Key Points
- Bitcoin experiences another correction after exceeding $62,000, with no participation from whales in the selloff.
- Despite the price correction, data indicates an increase in Bitcoin holdings among large holders and a decrease in exchange outflows.
After breaking the $62,000 mark on October 2, Bitcoin is undergoing another correction. Interestingly, the latest selloff did not involve whales, according to data.
During the period of October 1 to 4, Bitcoin (BTC) remained stable around the $60,000 zone.

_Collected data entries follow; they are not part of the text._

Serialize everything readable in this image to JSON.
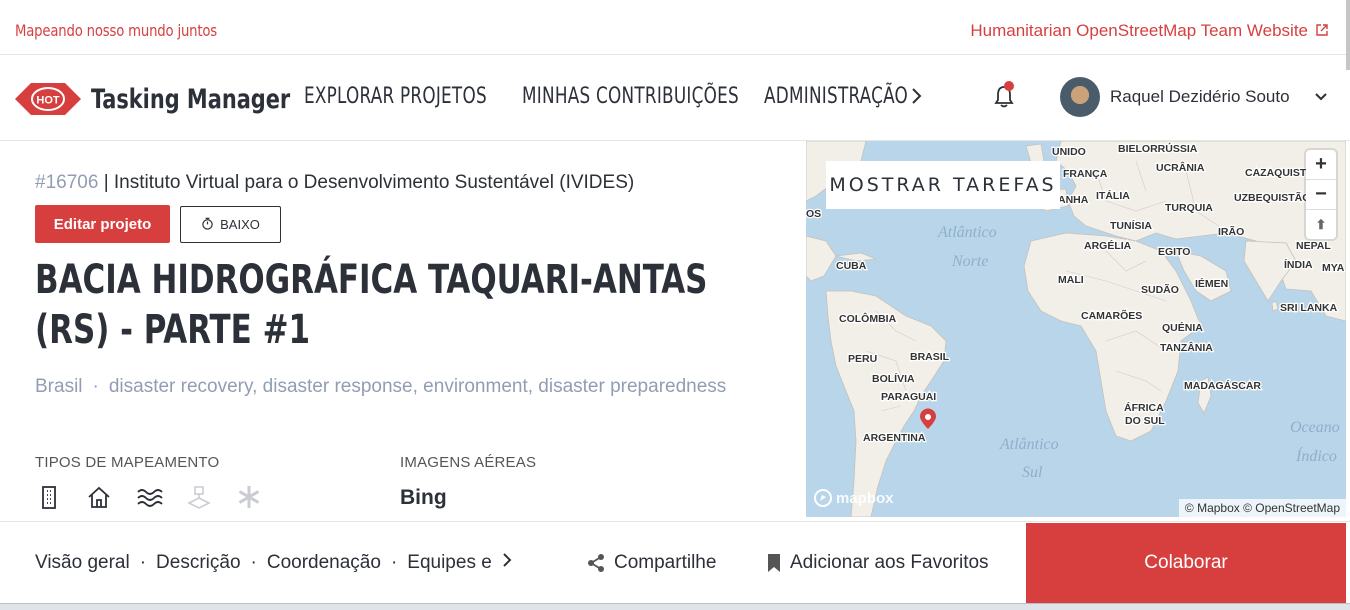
{
  "topbar": {
    "tagline": "Mapeando nosso mundo juntos",
    "hot_link": "Humanitarian OpenStreetMap Team Website"
  },
  "nav": {
    "logo_badge": "HOT",
    "logo_text": "Tasking Manager",
    "links": [
      "EXPLORAR PROJETOS",
      "MINHAS CONTRIBUIÇÕES",
      "ADMINISTRAÇÃO"
    ],
    "user_name": "Raquel Dezidério Souto"
  },
  "project": {
    "id": "#16706",
    "org": "| Instituto Virtual para o Desenvolvimento Sustentável (IVIDES)",
    "edit_label": "Editar projeto",
    "priority_label": "BAIXO",
    "title": "BACIA HIDROGRÁFICA TAQUARI-ANTAS (RS) - PARTE #1",
    "country": "Brasil",
    "tags": "disaster recovery, disaster response, environment, disaster preparedness",
    "mapping_types_label": "TIPOS DE MAPEAMENTO",
    "imagery_label": "IMAGENS AÉREAS",
    "imagery_value": "Bing",
    "mapping_type_icons": [
      "building-icon",
      "house-icon",
      "waterways-icon",
      "landuse-icon",
      "other-icon"
    ]
  },
  "map": {
    "show_tasks": "MOSTRAR TAREFAS",
    "attribution": "© Mapbox © OpenStreetMap",
    "mapbox_logo": "mapbox",
    "labels": [
      "UNIDO",
      "BIELORRÚSSIA",
      "UCRÂNIA",
      "FRANÇA",
      "CAZAQUISTÃO",
      "ANHA",
      "ITÁLIA",
      "TURQUIA",
      "UZBEQUISTÃO",
      "TUNÍSIA",
      "IRÃO",
      "Atlântico",
      "Norte",
      "ARGÉLIA",
      "EGITO",
      "NEPAL",
      "CUBA",
      "ÍNDIA",
      "MYA",
      "MALI",
      "SUDÃO",
      "IÉMEN",
      "SRI LANKA",
      "COLÔMBIA",
      "CAMARÕES",
      "QUÉNIA",
      "BRASIL",
      "TANZÂNIA",
      "PERU",
      "BOLÍVIA",
      "MADAGÁSCAR",
      "PARAGUAI",
      "ÁFRICA",
      "DO SUL",
      "ARGENTINA",
      "Atlântico",
      "Sul",
      "Oceano",
      "Índico",
      "OS"
    ],
    "zoom_in": "+",
    "zoom_out": "−",
    "compass": "⬆"
  },
  "bottom": {
    "sections": [
      "Visão geral",
      "Descrição",
      "Coordenação",
      "Equipes e"
    ],
    "share_label": "Compartilhe",
    "favorite_label": "Adicionar aos Favoritos",
    "collaborate_label": "Colaborar"
  },
  "colors": {
    "brand_red": "#d73f3f",
    "text_dark": "#2c3038",
    "muted": "#929db3",
    "ocean": "#b9d5ea",
    "land": "#f2efe9"
  }
}
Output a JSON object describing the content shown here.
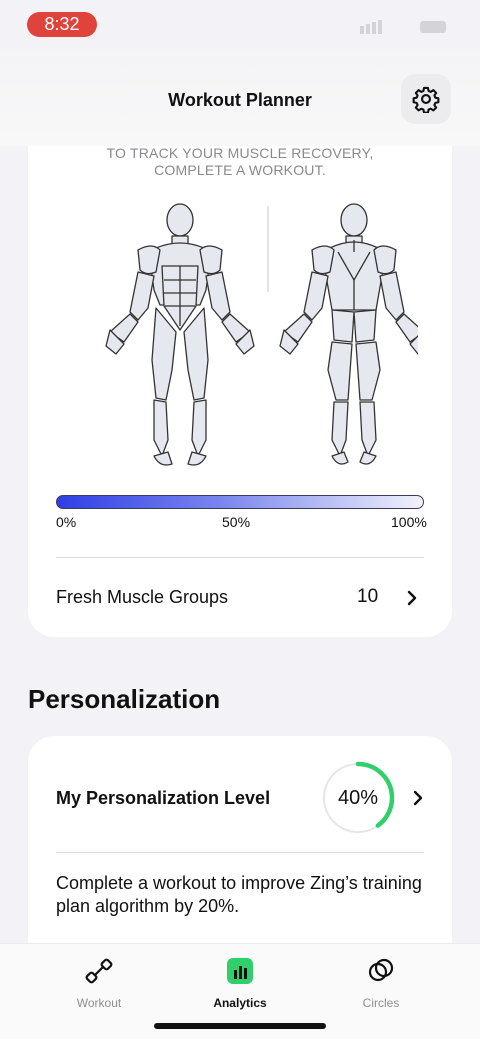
{
  "status_bar": {
    "time": "8:32"
  },
  "header": {
    "title": "Workout Planner",
    "settings_icon": "gear-icon"
  },
  "recovery": {
    "hint": "TO TRACK YOUR MUSCLE RECOVERY, COMPLETE A WORKOUT.",
    "scale_labels": [
      "0%",
      "50%",
      "100%"
    ],
    "gradient_colors": [
      "#2e3fe4",
      "#7a86ee",
      "#f2f2fb"
    ],
    "fresh_groups": {
      "label": "Fresh Muscle Groups",
      "value": "10"
    }
  },
  "personalization": {
    "section_title": "Personalization",
    "label": "My Personalization Level",
    "percent_text": "40%",
    "level_fraction": 0.4,
    "ring_color": "#2fd06a",
    "description": "Complete a workout to improve Zing’s training plan algorithm by 20%."
  },
  "tabs": [
    {
      "label": "Workout",
      "icon": "dumbbell-icon",
      "active": false
    },
    {
      "label": "Analytics",
      "icon": "analytics-icon",
      "active": true
    },
    {
      "label": "Circles",
      "icon": "circles-icon",
      "active": false
    }
  ]
}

This coincided with the escalating geopolitical tension between Iran and Israel.
Bitcoin’s Performance and Market Trends
Following the U.S. jobs report, Bitcoin reached a local high of $62,370 on October 5. This comes as the broader crypto market exhibited bullish momentum.
At present, Bitcoin has seen a 0.2% decline in the past 24 hours and is trading at $61,950. Its daily trading volume has also reduced significantly, dropping by 53% to $12.2 billion.

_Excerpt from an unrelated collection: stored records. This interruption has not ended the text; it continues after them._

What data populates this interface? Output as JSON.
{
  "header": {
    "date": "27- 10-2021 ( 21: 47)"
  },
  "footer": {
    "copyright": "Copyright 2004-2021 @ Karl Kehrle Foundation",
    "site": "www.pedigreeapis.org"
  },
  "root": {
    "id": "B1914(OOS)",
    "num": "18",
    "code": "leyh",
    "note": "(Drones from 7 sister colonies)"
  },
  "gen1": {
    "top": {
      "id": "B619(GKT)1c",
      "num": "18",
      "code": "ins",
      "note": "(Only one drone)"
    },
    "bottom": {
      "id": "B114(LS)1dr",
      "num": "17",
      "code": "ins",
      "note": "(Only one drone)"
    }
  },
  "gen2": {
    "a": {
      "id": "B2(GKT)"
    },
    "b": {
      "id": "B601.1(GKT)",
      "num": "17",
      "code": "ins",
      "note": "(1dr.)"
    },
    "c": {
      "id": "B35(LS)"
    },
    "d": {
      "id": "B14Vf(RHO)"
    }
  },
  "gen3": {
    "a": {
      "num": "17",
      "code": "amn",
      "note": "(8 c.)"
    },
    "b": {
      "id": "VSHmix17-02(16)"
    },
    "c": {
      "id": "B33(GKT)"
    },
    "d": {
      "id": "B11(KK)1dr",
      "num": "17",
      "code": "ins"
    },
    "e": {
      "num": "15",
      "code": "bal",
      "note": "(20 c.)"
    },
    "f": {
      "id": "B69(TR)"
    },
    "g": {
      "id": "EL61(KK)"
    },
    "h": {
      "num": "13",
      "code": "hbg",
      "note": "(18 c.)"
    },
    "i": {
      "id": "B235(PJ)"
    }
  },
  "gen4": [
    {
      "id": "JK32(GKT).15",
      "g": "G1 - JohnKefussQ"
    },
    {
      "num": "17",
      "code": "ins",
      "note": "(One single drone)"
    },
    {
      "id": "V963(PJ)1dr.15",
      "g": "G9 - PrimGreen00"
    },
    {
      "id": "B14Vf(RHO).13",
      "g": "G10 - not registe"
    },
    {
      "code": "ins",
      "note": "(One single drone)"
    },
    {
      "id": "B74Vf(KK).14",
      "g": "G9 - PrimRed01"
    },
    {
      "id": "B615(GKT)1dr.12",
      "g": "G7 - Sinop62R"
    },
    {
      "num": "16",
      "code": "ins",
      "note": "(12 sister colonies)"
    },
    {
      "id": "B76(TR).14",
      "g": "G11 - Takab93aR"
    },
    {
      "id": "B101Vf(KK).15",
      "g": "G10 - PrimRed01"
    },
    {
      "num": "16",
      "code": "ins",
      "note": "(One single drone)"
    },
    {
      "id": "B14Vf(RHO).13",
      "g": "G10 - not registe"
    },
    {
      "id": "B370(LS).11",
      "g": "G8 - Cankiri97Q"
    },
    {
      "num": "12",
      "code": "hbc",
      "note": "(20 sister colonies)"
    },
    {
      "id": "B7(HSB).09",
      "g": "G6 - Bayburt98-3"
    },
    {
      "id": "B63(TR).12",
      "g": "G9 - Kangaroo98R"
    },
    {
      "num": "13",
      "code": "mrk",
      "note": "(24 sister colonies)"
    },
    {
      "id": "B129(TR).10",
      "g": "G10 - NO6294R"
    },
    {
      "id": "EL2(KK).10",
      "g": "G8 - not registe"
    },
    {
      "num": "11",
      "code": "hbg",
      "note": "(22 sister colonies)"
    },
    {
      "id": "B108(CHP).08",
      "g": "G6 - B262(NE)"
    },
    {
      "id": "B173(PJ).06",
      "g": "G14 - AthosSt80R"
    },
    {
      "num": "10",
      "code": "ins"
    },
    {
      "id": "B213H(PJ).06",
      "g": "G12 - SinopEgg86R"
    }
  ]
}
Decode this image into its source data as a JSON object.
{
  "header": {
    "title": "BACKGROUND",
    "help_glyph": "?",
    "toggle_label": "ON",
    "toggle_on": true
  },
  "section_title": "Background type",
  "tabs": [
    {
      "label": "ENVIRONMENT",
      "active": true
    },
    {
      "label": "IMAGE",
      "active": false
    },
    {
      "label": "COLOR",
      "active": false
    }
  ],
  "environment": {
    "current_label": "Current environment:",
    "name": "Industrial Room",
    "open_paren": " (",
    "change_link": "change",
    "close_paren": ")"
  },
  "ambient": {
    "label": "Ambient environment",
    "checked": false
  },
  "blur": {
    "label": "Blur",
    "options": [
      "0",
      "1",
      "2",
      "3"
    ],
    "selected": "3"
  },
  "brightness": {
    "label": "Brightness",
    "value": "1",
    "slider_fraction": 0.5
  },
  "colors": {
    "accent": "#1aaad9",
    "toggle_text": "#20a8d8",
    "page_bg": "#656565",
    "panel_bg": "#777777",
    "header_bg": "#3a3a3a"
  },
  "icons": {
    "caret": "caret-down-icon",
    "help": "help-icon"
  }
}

Data from IntoTheBlock reveals that on October 5, large Bitcoin holders noted a net inflow of 205 BTC, with outflows remaining neutral. This suggests that whales did not sell Bitcoin even as its price exceeded the $62,000 mark.
Whale Transactions and Market Outlook
On the other hand, the volume of Bitcoin’s whale transactions decreased by 48% on October 5, falling from $48 billion to $25 billion worth of BTC. This reduction in trading and transaction volumes typically indicates price consolidations and lower volatility.

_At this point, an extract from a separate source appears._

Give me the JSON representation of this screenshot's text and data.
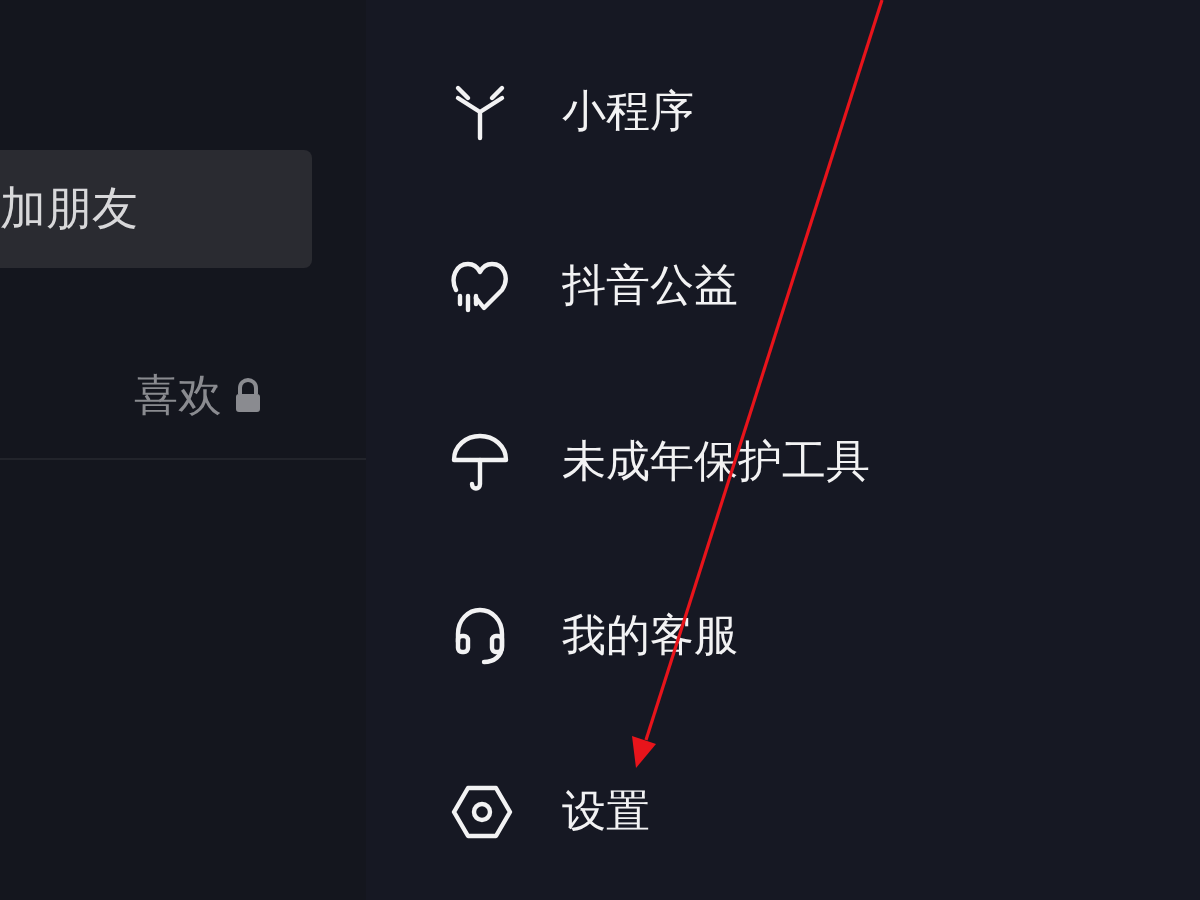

Furthermore, data from ITB indicates that over the past week, Bitcoin saw a net outflow of $153 million from centralized exchanges. An increase in exchange outflows often implies accumulation, reflecting bullish expectations for October.
However, it’s crucial to remember that macroeconomic events and geopolitical tensions can abruptly alter the course of financial markets, including cryptocurrencies.